When you are older than 40 years old, you realize that half of a life is gone. There was everything in it – bad and good. but the main in my first half of a life is the birth and upbringing of my son Nikita. Now he is teenager and rather adult boy now. and at that moment I realize that a year or two or three and that’s it . . . my son will be an adult person. And I will stay alone, alone with my thoughts, feeling, emotions and dreams. All my life was devoted to my son, work and career. I work as a teacher at school, I do love my job. though when I open my eyes in the morning, I say to my mom that I do not want to go to school, but that is only because I like to sleep for a bit longer in the mornings. But when I come to school and see children’s eyes then I forget about everything and am involved in their world of troubles, problems and just sincere happiness.
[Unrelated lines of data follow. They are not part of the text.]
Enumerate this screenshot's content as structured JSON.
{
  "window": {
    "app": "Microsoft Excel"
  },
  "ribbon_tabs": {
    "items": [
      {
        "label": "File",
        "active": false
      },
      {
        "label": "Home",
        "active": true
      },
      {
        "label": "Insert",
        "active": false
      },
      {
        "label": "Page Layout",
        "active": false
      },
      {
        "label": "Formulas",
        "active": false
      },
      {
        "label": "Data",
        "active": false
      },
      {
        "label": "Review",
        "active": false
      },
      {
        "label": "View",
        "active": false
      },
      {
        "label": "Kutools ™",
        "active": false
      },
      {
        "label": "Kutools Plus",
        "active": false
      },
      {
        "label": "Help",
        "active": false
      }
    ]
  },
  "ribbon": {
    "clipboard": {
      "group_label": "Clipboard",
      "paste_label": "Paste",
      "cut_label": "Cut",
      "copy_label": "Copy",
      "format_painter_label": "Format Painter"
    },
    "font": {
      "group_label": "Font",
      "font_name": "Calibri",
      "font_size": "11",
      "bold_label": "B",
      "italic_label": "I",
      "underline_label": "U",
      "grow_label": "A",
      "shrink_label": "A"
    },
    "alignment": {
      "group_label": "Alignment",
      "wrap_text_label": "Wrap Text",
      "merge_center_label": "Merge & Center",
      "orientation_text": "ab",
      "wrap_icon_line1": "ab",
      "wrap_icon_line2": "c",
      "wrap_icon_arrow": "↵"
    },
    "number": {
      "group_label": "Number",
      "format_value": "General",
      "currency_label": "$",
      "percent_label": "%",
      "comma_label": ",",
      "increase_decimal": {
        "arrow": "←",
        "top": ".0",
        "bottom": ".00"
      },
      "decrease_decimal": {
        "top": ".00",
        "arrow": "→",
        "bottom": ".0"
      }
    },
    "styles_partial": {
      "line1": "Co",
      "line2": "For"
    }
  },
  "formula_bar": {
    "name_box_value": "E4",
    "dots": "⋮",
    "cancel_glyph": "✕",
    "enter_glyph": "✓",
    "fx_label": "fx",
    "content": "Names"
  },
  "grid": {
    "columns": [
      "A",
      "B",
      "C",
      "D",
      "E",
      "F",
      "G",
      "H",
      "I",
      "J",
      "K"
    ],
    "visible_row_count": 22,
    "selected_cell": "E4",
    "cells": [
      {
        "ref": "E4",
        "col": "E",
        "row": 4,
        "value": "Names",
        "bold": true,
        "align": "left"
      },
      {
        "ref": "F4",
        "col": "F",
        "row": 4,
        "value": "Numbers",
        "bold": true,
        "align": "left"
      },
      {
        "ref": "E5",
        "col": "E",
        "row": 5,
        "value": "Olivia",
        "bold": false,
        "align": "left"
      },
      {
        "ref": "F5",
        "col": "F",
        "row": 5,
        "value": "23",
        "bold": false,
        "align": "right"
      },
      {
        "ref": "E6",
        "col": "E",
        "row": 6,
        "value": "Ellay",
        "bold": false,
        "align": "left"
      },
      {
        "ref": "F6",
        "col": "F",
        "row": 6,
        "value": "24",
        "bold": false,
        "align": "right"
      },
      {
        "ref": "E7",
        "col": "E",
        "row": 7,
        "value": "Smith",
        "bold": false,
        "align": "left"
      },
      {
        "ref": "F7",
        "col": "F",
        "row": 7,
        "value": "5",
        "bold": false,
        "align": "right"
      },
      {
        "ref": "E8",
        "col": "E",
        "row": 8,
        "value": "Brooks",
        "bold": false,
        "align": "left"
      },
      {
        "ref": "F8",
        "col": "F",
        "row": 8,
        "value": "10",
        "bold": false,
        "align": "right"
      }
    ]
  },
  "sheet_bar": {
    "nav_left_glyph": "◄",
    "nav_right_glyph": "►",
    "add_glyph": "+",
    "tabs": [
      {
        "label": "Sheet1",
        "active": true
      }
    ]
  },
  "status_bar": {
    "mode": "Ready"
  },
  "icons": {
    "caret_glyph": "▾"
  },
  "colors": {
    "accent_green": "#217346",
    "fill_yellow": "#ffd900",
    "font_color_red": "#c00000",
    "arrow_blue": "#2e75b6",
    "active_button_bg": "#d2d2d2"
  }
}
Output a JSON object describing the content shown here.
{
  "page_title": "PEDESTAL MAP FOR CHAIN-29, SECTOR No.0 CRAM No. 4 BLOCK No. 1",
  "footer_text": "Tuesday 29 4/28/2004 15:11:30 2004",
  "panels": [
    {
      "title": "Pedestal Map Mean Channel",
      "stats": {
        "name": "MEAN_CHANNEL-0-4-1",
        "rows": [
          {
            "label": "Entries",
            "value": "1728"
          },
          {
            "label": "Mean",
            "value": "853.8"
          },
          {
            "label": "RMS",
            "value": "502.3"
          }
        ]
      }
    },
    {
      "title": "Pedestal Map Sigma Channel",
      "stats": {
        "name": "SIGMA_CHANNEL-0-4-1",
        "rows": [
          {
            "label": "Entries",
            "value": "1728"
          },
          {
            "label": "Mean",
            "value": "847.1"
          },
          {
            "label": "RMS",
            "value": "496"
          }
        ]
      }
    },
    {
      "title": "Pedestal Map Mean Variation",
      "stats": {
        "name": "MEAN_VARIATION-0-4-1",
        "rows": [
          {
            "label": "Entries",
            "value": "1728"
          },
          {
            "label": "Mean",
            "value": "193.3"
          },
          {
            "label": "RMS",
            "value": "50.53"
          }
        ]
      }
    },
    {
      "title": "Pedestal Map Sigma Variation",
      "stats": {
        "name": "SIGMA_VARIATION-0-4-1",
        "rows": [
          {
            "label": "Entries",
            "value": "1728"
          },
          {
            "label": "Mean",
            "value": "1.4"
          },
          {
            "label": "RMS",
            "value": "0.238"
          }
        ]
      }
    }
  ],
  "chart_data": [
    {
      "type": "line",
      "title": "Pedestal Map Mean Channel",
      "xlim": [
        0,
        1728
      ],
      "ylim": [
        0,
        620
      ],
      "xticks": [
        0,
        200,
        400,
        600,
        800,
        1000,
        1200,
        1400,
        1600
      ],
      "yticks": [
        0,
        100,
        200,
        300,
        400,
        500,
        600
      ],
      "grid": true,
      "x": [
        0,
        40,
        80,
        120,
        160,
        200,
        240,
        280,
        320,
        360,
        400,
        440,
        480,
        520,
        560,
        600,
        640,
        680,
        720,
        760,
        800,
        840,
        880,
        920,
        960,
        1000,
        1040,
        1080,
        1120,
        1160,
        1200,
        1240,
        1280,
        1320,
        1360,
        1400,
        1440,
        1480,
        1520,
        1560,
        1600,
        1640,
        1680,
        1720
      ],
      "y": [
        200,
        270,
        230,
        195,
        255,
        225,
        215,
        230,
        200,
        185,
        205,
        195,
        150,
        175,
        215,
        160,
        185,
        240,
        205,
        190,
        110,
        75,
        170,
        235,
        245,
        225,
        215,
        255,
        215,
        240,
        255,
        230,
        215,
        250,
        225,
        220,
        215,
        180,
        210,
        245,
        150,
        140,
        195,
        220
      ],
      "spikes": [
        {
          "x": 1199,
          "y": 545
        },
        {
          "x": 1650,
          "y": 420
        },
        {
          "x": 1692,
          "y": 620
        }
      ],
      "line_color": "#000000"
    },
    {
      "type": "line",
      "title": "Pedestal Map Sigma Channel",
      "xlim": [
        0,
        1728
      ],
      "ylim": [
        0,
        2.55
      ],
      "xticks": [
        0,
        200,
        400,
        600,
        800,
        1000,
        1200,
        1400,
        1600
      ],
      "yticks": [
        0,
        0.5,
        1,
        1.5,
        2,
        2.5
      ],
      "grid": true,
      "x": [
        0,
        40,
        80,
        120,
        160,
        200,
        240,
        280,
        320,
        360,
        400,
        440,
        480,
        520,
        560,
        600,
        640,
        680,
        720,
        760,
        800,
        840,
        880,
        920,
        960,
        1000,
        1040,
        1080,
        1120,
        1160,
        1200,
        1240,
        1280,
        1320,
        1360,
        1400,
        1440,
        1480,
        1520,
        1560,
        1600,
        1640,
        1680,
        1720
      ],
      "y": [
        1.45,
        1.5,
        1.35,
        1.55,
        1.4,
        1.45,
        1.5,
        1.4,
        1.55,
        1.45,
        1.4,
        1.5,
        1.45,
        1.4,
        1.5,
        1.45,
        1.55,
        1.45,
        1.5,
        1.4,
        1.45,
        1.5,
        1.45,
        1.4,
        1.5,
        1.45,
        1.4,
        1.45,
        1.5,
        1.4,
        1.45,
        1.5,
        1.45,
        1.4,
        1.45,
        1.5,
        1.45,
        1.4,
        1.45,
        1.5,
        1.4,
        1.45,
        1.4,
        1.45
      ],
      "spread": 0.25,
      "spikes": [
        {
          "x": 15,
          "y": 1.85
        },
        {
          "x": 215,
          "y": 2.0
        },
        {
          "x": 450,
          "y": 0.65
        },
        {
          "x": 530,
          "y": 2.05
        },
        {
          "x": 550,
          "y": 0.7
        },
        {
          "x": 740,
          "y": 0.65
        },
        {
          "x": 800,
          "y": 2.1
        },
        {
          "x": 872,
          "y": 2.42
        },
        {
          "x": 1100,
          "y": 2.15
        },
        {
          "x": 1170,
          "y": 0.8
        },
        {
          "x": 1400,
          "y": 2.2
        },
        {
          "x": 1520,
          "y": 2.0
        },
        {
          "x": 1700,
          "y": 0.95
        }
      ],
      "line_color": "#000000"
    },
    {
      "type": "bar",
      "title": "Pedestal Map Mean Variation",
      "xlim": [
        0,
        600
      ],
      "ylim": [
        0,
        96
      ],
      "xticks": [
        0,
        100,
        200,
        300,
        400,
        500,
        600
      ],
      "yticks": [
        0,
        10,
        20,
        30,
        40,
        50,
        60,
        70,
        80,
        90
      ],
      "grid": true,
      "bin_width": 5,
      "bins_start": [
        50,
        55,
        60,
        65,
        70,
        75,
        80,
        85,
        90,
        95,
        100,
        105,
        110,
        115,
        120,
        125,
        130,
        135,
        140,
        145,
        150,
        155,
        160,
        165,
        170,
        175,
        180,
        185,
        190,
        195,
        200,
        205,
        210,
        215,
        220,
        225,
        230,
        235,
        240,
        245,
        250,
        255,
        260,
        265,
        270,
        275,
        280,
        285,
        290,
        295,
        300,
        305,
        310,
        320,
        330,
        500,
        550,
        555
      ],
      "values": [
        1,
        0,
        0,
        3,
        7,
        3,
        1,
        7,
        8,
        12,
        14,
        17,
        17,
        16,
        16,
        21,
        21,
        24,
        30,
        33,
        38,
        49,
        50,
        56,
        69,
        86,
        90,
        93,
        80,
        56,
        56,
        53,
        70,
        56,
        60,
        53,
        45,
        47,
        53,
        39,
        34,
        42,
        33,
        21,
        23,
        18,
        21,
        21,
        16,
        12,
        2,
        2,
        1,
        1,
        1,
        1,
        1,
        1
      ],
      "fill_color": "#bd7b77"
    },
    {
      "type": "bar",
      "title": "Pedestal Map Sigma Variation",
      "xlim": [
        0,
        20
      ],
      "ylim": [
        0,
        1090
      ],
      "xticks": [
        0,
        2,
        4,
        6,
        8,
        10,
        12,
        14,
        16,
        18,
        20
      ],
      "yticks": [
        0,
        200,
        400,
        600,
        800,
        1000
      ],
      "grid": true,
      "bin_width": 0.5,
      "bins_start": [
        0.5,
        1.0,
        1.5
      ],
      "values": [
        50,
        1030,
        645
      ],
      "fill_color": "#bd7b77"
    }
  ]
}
I teach chemistry and natural history. I do love nature and try to share my love with children. And I created a children ecological organization at school, it’s called “Generation NEXT – Altay”, and children and I try to make our nature cleaner. And though I am surrounded with my close and beloved people I feel myself lonely. I want to have romantic dinners with candles at home, to hurry up home from work to see the eyes of my beloved man. I want to walk in the evening, to travel, to jog in the morning with my future soul mate or just sit at a fire place and talk about something. If you dream to find your love that will fill in your home with coziness, that will warm your heart, then perhaps we have found each other.
I like to walk in the forest, spend time by a river, watch fire – nature gives energy to me. I like to go to theatres, museums and exhibitions and I adore dancing. And for being in a good shape, I go to a swimming pool all year round.
My friends say that I am merry, cheerful, charming, intelligent, feminine, interesting, gentle, kind, wonderful housewife with a romantic character. And perhaps this is true.